HILL'S installation entitled ... still like dust I rise ... was made in remembrance of her brother and sister, both of whom met untimely deaths. This biographical information looms over the work in the darkened gallery at the City Arts Centre. But instead of contributing to its power, the information adds lagging to a work that seems more complex than resonant.
At one end of the room, Hill has hung a section yew tree, the smoothly sliced surface of which is sharply contrasted by its rugged, ragged outline. The gallery lighting has been programmed to vary, moving from almost total darkness to daylight brightness. The variation in lighting conditions allows the wood to appear to take two distinct forms.
In the brighter light, the shape and grain of the wood is visible, as is an oddly convoluted lifeline of grids, charts, graphs and outline CAT scans.
In the darkness, activated by an ultraviolet light, the same pattern is revealed as a luminous line along which move the ebbing pulses of soft red points of light.
At the other end of the gallery, three small frames contain what look like wiry, metal walnuts.
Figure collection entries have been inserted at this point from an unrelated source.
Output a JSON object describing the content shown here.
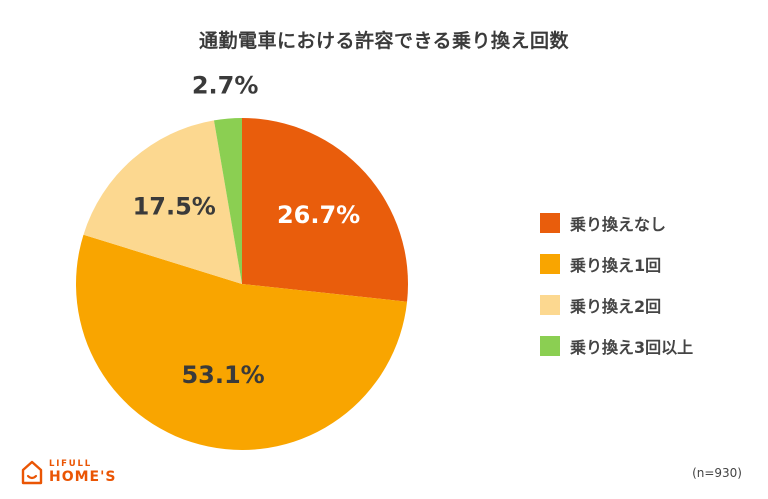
{
  "chart_data": {
    "type": "pie",
    "title": "通勤電車における許容できる乗り換え回数",
    "categories": [
      "乗り換えなし",
      "乗り換え1回",
      "乗り換え2回",
      "乗り換え3回以上"
    ],
    "values": [
      26.7,
      53.1,
      17.5,
      2.7
    ],
    "value_labels": [
      "26.7%",
      "53.1%",
      "17.5%",
      "2.7%"
    ],
    "colors": [
      "#e95d0c",
      "#f9a500",
      "#fcd890",
      "#8bcf52"
    ],
    "label_colors": [
      "#ffffff",
      "#3a3a3a",
      "#3a3a3a",
      "#3a3a3a"
    ],
    "start": "12 o'clock, clockwise",
    "legend_position": "right"
  },
  "legend": {
    "items": [
      "乗り換えなし",
      "乗り換え1回",
      "乗り換え2回",
      "乗り換え3回以上"
    ]
  },
  "logo": {
    "line1": "LIFULL",
    "line2": "HOME'S",
    "color": "#ea5504"
  },
  "note": "(n=930)"
}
Beneath the metal more little red lights flicker. In the two outer frames the lights flare rapidly while in the central frame the bulb flares steadily.
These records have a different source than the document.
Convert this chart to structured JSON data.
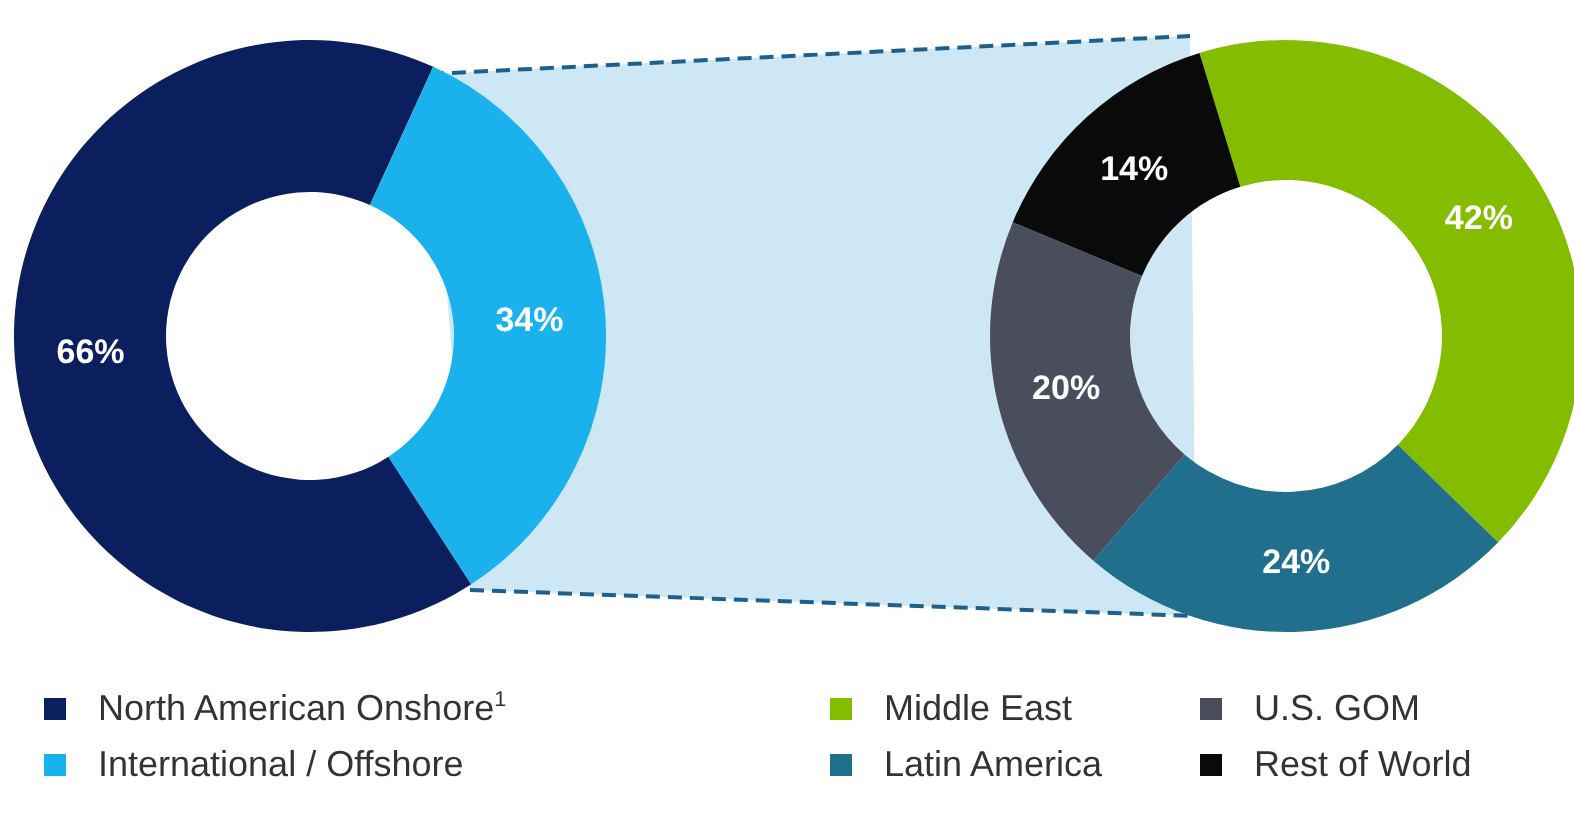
{
  "chart_data": [
    {
      "type": "donut",
      "categories": [
        "North American Onshore$^{1}$",
        "International / Offshore"
      ],
      "values": [
        66,
        34
      ],
      "colors": [
        "#0b1f5e",
        "#1ab2ec"
      ],
      "value_labels": [
        "66%",
        "34%"
      ],
      "legend": "bottom"
    },
    {
      "type": "donut",
      "categories": [
        "Middle East",
        "Latin America",
        "U.S. GOM",
        "Rest of World"
      ],
      "values": [
        42,
        24,
        20,
        14
      ],
      "colors": [
        "#84bd00",
        "#1f6f8d",
        "#4a4e5c",
        "#0a0a0a"
      ],
      "value_labels": [
        "42%",
        "24%",
        "20%",
        "14%"
      ],
      "legend": "bottom"
    }
  ]
}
Even if it were possible to ignore the strict manner in which the work feeds off the artist's biography, . . . still like dust I rise . . . remains a work of potential. Although Hill is clearly seeking contrasts of ancient and modern, folklore and science, the elements of her piece always feel too self- consciously shackled together.
The grain of the yew, the techno throb of fibre optics, the night-and-day lighting effects, all provide neat images, and offer access to ideas of transience and transformation, but their combination here does disappointingly little to increase their individual impact.